On 27.12.21 04:03, Lefteris Tsintjelis wrote:
I mean the locally maintained IP RBL. It is critical as this will be doing most of the rejection.

- With smtpd_delay_reject=yes, Postfix logs the client, helo, sender,
and recipient.

With delays set to yes, it is really good to have that info but when SASL is used the rejection reason given out is authentication failed and that is where my concern is.

if the SASL authentication fails, what's the need of other checks?
authenticated clients are to be handled differently than mailservers.

if authentication succeeds, you have no reason for other checks
(well, you CAN check for other signs of abuse, and optionally refuse the
client, but people usually don't do that).

If authentication fails, I see no reason for accepting anything more from
such client.

- With smtpd_delay_reject=no, Postfix will log a DNSBL 'reject' in
smtpd_client_restrictions without any sender or recipient information.
That makes it difficult to answer questions about "missing" email.

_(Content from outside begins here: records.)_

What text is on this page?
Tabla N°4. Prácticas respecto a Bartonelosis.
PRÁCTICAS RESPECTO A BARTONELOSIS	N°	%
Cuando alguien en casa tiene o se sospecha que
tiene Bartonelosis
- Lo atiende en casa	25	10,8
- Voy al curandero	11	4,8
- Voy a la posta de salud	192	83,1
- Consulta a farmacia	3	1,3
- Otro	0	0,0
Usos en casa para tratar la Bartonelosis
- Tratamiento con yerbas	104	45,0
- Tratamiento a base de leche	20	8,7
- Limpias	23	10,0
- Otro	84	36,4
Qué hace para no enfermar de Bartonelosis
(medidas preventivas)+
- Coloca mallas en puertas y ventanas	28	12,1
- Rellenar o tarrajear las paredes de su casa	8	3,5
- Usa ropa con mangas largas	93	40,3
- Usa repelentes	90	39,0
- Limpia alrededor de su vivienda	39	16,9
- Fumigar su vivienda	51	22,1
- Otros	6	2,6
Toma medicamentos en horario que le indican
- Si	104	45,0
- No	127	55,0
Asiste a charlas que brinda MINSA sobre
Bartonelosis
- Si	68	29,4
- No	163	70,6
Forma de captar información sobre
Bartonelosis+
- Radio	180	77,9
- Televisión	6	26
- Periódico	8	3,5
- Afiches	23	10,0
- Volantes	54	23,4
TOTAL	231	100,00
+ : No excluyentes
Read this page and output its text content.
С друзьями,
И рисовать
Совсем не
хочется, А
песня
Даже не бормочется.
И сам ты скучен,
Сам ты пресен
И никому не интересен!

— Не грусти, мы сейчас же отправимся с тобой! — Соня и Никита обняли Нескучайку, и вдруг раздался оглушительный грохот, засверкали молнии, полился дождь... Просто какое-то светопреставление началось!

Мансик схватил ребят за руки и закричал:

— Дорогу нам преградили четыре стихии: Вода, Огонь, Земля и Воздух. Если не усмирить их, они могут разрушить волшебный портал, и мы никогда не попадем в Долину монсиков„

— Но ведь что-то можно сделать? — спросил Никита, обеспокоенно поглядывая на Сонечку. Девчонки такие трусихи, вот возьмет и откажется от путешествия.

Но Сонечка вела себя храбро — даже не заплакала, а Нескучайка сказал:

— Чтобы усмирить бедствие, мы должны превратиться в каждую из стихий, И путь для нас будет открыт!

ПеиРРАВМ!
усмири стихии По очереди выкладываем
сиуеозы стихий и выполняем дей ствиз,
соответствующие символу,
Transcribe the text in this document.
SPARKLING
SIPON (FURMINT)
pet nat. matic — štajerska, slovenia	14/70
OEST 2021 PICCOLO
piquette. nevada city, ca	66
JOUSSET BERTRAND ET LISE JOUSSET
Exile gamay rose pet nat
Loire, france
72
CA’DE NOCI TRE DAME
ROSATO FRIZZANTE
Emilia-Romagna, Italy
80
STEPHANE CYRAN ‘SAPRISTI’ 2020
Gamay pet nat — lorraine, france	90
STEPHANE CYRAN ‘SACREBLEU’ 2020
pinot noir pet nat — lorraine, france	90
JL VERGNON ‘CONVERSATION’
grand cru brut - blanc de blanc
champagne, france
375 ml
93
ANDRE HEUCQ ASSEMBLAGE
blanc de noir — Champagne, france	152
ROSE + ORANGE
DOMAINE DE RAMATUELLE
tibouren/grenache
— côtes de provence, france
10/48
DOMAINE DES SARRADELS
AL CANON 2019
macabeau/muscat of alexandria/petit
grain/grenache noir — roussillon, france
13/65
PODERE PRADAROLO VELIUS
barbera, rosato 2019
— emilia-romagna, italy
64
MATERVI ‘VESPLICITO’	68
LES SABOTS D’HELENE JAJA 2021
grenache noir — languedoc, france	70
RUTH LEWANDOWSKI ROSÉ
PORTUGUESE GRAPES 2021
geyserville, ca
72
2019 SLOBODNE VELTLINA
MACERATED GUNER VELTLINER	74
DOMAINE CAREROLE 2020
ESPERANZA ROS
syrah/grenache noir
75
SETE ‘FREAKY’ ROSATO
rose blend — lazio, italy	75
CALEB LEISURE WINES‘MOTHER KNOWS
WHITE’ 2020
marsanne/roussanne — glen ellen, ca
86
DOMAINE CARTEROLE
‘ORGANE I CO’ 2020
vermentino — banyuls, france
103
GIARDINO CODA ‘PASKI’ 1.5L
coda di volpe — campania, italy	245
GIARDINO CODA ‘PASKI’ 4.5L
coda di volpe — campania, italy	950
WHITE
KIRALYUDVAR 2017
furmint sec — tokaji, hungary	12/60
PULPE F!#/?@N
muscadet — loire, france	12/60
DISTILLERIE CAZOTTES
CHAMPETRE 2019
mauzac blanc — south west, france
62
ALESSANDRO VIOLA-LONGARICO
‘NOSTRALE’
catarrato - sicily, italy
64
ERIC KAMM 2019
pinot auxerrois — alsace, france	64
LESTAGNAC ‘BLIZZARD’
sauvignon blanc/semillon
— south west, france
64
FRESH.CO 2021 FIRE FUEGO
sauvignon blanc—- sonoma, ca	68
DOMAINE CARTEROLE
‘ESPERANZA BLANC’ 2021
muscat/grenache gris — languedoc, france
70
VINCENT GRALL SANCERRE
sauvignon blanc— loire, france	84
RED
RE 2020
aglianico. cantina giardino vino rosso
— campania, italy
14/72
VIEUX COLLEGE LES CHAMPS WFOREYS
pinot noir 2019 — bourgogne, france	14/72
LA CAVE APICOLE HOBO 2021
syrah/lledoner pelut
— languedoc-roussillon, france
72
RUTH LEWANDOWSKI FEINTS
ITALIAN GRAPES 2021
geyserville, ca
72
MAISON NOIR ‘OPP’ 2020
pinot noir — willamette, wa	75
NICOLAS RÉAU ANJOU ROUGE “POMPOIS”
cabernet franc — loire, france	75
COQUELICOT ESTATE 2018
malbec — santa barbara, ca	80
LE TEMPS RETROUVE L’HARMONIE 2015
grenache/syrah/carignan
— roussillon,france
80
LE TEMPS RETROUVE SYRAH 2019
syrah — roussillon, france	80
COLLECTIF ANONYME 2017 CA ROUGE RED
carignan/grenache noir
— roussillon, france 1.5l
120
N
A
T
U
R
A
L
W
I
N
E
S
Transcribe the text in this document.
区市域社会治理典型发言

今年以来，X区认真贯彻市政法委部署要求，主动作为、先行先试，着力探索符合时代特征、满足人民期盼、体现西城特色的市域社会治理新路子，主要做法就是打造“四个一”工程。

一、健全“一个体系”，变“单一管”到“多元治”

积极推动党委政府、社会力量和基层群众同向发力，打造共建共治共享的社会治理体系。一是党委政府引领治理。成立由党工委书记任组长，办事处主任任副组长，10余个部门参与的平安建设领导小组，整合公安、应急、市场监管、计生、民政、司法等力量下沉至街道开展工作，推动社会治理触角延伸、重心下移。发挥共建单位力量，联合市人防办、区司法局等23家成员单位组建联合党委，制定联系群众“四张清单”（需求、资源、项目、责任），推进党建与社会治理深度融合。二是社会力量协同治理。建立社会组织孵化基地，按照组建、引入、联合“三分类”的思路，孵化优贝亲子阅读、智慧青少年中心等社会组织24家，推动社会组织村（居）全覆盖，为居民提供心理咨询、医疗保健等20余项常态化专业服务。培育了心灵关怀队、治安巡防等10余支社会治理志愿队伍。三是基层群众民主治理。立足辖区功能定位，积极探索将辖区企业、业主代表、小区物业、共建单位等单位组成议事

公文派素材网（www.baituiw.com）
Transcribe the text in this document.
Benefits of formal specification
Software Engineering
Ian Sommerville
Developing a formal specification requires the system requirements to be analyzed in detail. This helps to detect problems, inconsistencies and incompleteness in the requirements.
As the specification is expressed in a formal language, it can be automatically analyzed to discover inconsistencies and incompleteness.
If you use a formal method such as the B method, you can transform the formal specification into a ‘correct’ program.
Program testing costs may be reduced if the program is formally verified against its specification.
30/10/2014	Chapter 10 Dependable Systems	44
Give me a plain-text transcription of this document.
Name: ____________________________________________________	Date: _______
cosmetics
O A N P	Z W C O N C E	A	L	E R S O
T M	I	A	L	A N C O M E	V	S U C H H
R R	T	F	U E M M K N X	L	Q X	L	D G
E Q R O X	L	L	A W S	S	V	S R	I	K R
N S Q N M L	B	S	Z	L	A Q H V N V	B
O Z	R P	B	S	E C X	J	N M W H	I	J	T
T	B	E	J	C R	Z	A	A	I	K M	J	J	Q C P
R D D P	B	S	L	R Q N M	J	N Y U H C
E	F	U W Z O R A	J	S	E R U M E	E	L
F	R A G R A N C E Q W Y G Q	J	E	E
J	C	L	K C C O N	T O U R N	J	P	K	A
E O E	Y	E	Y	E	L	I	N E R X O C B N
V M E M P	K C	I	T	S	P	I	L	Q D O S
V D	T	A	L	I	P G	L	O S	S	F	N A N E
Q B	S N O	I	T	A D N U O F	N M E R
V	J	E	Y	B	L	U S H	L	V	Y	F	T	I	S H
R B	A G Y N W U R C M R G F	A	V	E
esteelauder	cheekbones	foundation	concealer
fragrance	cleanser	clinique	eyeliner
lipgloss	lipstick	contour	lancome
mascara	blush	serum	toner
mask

And when SASL is used with delays set to no, when the first reject happens, client is out so the very much wanted authentication info is delayed and that decreases the guessing possibilities extremely low and makes the attack close to impossible to ever succeed with proper RBL updating.

fail2ban can to this. you can fill your local dnsbl with that, although I
prefer blocking connection from those IPs at firewall level.